Strong Authentication: Bring-Your-Own-Token Is Number Three With A Bullet

In approaching the research for my recently published TechRadar™ on strong authentication, at first I struggled a bit with overlapping concepts and terminology (as can be seen in the lively discussion that took place over in the Security & Risk community a few months back). The research ultimately revealed that form factor matters a lot -- smartcards in actual card form, for example, have some properties and use cases distinct from smart chips in other devices. So smartcards became one of the 14 categories we included.

The category that quickly became my favorite was "bring-your-own-token." BYOT is Forrester's term for the various methods (sometimes called "tokenless") that leverage the devices, applications, and communications channels users already have. The classic example is a one-time password that gets sent in an SMS message to a pre-registered phone, but we see emerging vendors doing a lot of innovation in this space. You can get a surprising amount of risk mitigation value from this lightweight approach, in which you can treat provisioning not as an expensive snail-mail package, but as a mere self-registration exercise. In a world where hard tokens and smartcards prove themselves to be, shall we say, imperfectly invulnerable, lightweightness can have a value all its own. In fact, BYOT showed up just behind these two venerable methods in the "significant success" trajectory on the TechRadar.

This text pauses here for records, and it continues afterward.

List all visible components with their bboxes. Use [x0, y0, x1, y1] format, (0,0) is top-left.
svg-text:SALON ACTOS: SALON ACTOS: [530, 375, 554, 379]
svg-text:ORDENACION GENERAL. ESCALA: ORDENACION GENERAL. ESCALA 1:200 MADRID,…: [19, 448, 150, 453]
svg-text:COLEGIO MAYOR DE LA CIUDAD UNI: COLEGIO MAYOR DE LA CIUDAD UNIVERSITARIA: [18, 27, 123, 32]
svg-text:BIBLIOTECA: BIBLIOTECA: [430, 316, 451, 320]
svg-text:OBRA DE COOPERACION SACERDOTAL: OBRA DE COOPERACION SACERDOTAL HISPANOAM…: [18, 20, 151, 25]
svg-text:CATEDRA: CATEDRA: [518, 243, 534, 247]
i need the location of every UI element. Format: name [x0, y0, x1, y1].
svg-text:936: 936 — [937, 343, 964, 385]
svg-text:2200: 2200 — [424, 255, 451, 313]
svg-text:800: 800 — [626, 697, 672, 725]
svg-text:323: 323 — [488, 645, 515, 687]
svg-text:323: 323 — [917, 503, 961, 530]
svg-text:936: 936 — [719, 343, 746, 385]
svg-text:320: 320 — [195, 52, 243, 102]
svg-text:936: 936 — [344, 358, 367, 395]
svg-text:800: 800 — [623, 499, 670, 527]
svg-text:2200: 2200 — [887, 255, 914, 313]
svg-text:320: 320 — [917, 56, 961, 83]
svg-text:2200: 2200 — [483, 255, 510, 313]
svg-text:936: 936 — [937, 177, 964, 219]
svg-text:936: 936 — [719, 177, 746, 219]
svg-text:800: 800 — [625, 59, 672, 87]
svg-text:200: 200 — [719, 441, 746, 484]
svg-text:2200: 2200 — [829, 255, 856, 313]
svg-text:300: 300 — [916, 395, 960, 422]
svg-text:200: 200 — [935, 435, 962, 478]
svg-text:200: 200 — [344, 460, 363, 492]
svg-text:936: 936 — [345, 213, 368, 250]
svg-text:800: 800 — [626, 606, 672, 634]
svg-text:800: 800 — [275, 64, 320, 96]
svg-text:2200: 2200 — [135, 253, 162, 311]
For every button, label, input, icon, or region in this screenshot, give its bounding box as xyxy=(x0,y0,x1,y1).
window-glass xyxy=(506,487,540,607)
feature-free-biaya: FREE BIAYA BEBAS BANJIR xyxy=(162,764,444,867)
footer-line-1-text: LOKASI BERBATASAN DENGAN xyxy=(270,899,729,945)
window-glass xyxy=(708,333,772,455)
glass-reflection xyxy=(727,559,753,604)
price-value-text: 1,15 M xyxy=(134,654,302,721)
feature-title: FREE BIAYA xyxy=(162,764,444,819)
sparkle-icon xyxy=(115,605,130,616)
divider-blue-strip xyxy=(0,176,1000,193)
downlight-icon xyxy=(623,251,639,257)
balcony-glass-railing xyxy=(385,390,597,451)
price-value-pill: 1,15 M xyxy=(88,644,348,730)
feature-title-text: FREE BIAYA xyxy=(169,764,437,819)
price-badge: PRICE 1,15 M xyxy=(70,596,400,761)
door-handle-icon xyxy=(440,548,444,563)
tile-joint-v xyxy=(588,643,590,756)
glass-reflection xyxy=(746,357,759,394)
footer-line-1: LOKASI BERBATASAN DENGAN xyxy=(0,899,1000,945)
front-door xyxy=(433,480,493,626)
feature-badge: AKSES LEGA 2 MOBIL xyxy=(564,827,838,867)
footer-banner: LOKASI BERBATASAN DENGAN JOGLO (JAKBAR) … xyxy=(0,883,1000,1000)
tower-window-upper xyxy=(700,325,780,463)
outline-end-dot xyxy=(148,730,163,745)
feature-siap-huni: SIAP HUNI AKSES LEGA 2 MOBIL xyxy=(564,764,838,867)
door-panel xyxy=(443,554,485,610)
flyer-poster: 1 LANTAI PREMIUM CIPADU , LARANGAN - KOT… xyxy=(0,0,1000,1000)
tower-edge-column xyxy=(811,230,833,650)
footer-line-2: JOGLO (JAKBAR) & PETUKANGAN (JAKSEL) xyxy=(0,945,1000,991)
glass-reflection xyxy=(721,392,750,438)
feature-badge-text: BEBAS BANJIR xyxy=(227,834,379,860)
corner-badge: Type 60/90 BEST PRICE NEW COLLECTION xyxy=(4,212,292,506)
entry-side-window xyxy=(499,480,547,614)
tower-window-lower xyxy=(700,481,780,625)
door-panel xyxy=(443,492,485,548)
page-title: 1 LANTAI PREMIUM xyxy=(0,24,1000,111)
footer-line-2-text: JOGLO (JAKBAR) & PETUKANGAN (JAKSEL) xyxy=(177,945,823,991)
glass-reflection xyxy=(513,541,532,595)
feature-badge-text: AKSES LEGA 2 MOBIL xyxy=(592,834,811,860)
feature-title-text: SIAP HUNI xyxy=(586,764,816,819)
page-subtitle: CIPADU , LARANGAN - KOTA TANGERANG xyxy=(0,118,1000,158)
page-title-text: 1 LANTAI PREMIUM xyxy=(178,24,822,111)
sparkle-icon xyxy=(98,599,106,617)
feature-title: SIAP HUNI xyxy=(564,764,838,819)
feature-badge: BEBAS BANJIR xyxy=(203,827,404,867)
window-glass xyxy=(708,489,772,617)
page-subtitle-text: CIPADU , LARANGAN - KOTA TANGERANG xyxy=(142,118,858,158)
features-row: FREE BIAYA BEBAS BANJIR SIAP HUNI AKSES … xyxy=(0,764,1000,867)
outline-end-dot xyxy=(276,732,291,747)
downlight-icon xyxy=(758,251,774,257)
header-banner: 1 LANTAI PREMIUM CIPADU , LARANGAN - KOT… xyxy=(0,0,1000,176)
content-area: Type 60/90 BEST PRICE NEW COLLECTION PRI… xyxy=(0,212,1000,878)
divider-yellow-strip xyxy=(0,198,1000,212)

Here's my suspicion: BYOD has now led to BYOT. Soon enough we'll be able to combine BYOT with strong biometric bindings between users and their devices, which will help fix vulnerabilities of the type seen in the recent DoD smartcard breach while keeping biometrics "local" (and likely more privacy-protected). In that new era, true user-controllable BYOI -- bring-your-own-identity -- will become a more viable option in all kinds of settings, including the enterprise.

Got thoughts on strong authentication? (One thing I learned on this project: Everyone does!) I hope you'll share them in the comments below.

Comments

History

We tend to think of authentication as a one time token or maybe a two factor or three factor. In real life actions occur in a sequence (in context). These sequences are repeated. If we see a repeated pattern then the chance that it is real is increased. So if I identify myself to my bank and I make a payment that I have made previously it is highly likely that my identification was valid. When fraudulent actions occur they introduce new patterns. This idea is used frequently in real systems to reduce the demands on a user. So if I am logging on from the same computer in the same spot AND doing an action that I have done before then it is likely to be me and there is no need to ask me for another factor. The question is can we bring context into weak authentication so that authentication becomes strong or in some measurable way stronger?

Risk-based authentication

Hi Kevin-- It's an excellent point. This is what Forrester (among others) refers to as risk-based authentication (RBA). It's also known as adaptive or progressive (etc.) authentication. I tend to think of this mechanism as very nearly a "fourth factor," as in "something you're observed to do." It tends to have great usability and risk mitigation characteristics.

We explicitly excluded this type of authentication from the TechRadar, but recently published a Wave on this space. Often high-risk behaviors trigger a requirement for step-up strong auth that the user actively participates in, so they can be used in concert.